By Perminus Wainaina
My article last week on reasons why you should not pursue an MBA elicited a lot of response with many of you wanting to know the best or right time to pursue an MBA.
As a recruiter who interacts with employers daily, I’ll share my opinion on the best time to pursue this advanced degree so that you can have a positive return on investment.
First things first, what is an MBA? According to Investopidia.com, a master of business administration (MBA) is a graduate degree achieved at a university or college that provides theoretical and practical training to help graduates gain a better understanding of general business management functions. And these functions range from finance, marketing, HR, strategy and other disciplines.
From the above and pay close attention to the phrase ‘gain a better understanding’, an MBA is important but not necessary. If your job does offers enough exposure that might be enough to take you to the next level. After all, 95% of employers are more interested with your hands on skills than the certificates you have accumulated.
But having said that, you have to consider market forces. If everyone at your level has an MBA then it becomes a standard requirement. Same as most employers will expect those with a B.Com in finance or accounts to have CPA. Employers didn’t take care in the past if you only had CPAs but now that every CV has both the bar keeps rising. It is a fact that multinationals and big corporates in Kenya look at candidates with an MBA favorably.
Does that mean you enroll for an MBA tomorrow? In my opinion the best time to pursue one is
1. After You Have Settled In Your Chosen Career.
If you are among the lucky few chances are that your first job was in your area of training. But if you are in the majority I can bet that you are doing something totally different from your degree/training. Due to high level of unemployment, many Kenyan professionals take time to settle in their careers because circumstances force them to take what’s available. So you have an engineer who is working at a bank or an accountant who is in sales. Some end up loving their job and new career but for many it’s a struggle. If you are in such a situation then you should postpone further studies including pursuing an MBA until a time when you are crystal clear on the direction you want your career to take.
Think where you are hoping to take your career in the future. You don’t have to know exactly which job you want, at exactly which company, but the MBA should be looked at as a means to an end rather than the goal itself. The best way to research your career goals is to ask lots and lots of questions. If you’re not sure where to start, begin by asking friends, family members and colleagues about their career paths. See if something resonates with you. Once you have a career path in mind, find out if the MBA would help get you there. Ideally by the time you are actually applying, you know for sure that you in fact need the degree, and you know what you would like to gain from it.
2. After You’ve Had Enough Experience.
There’s a reason it’s called an MBA. It’s an advanced course. The course is tailored for those who have more than 3 years experience and ideally someone eyeing a supervisory or managerial position. If you are fresh from college I don’t think there’s much value in you pursuing an MBA. You haven’t learnt the intricacies of running a department, being accountable and in most cases a lot of what you do is through instructions.
Oftentimes two or three years of experience can bring much more clarity to the types of jobs or career paths that might be the best fit for you. The MBA offers a fantastic opportunity to target particular areas of development, become a master at the things you’re currently just “pretty good” at, and fill in some of your knowledge gaps. Unless you have some understanding of your professional personality, it can be difficult to figure out just what you want or need from an MBA.
3. After you’re financially stable.
Many professionals in Kenya pursue an MBA due to prestige and the hope that it will make them more competitive in the job market.

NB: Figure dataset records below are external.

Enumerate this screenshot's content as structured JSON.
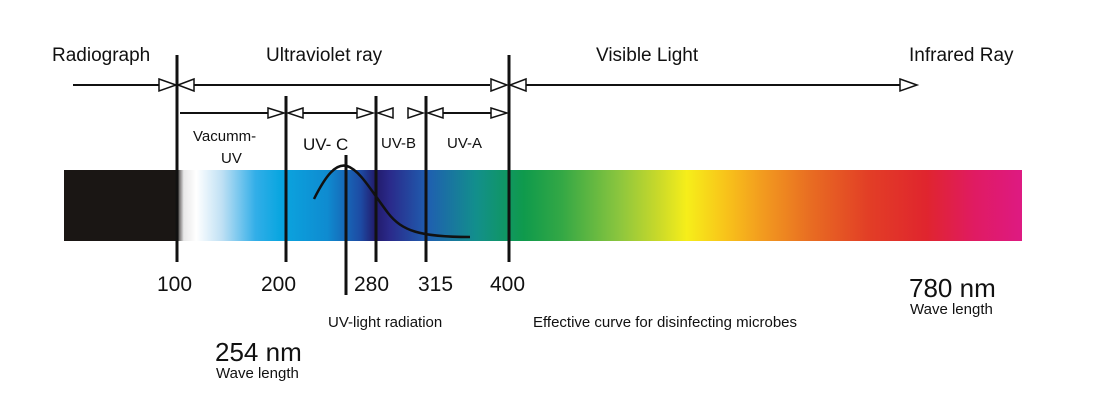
{
  "regions": {
    "radiograph": "Radiograph",
    "ultraviolet": "Ultraviolet ray",
    "visible": "Visible Light",
    "infrared": "Infrared Ray"
  },
  "uv_bands": {
    "vacuum_line1": "Vacumm-",
    "vacuum_line2": "UV",
    "uvc": "UV- C",
    "uvb": "UV-B",
    "uva": "UV-A"
  },
  "ticks": [
    "100",
    "200",
    "280",
    "315",
    "400"
  ],
  "annotations": {
    "end_wavelength": "780 nm",
    "end_wavelength_sub": "Wave length",
    "peak_wavelength": "254 nm",
    "peak_wavelength_sub": "Wave length",
    "uv_light": "UV-light radiation",
    "curve": "Effective curve for disinfecting microbes"
  },
  "colors": {
    "spectrum": [
      "#1a1614",
      "#1a1614",
      "#e8e8e8",
      "#ffffff",
      "#bfe0f4",
      "#32aee8",
      "#0aa6e0",
      "#0f8bd0",
      "#1d4aa3",
      "#221a6b",
      "#2a2a8a",
      "#1f5fb0",
      "#128f8c",
      "#0f9a4c",
      "#34a845",
      "#8cc63e",
      "#c8d92a",
      "#f6ee1a",
      "#f8c41a",
      "#f29a1f",
      "#e86c22",
      "#e23e26",
      "#e0252e",
      "#e01b62",
      "#de1a82"
    ]
  }
}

Unfortunately there’s no guarantee that the 500K to 1.3M you’ll have spent in class will come back in form of a salary increase or you getting a better paying job. You therefore shouldn’t rush to class in order to earn more money. That shouldn’t be the motivating factor. Earning a higher salary has got more to do with your skills and expertise and qualifications especially at post graduate level are an added advantage.
I am therefore not a fan of people taking loans to invest in post graduate studies including MBA’s. In the 90’s and early 2000 when MBA holders were few you were sort of guaranteed a better life if you pursued an MBA but time has changed. MBA is an investment and like any other, strive to make an informed choice before you’re inside both feet. There are many loans and scholarships available to students, but make sure that you are comfortable with the financial sacrifices you would have to make in order to pursue an MBA.
4. Are you academically prepared for the MBA?
Try for a moment to forget about whether your undergraduate grades will get you admitted or not or whether you can afford, and think instead about whether you are actually prepared to handle the rigorous (often quantitative) coursework. You will have a much more successful MBA experience if you target any academic weaknesses prior to submitting your application. Most MBA programs don’t require you to have taken business classes, and many do not have math prerequisites; however, the MBA curriculum moves very quickly. If you struggle with math, consider your decision carefully. If you have never taken accounting before, look into opportunities to learn the basics. Brushing up on a few key areas can be a great way to prepare yourself for school and to assess whether you have what it takes to keep up with the challenging MBA coursework.
Perminus Wainaina is the Managing Partner & Head of Recruitment at Corporate Staffing Services Ltd.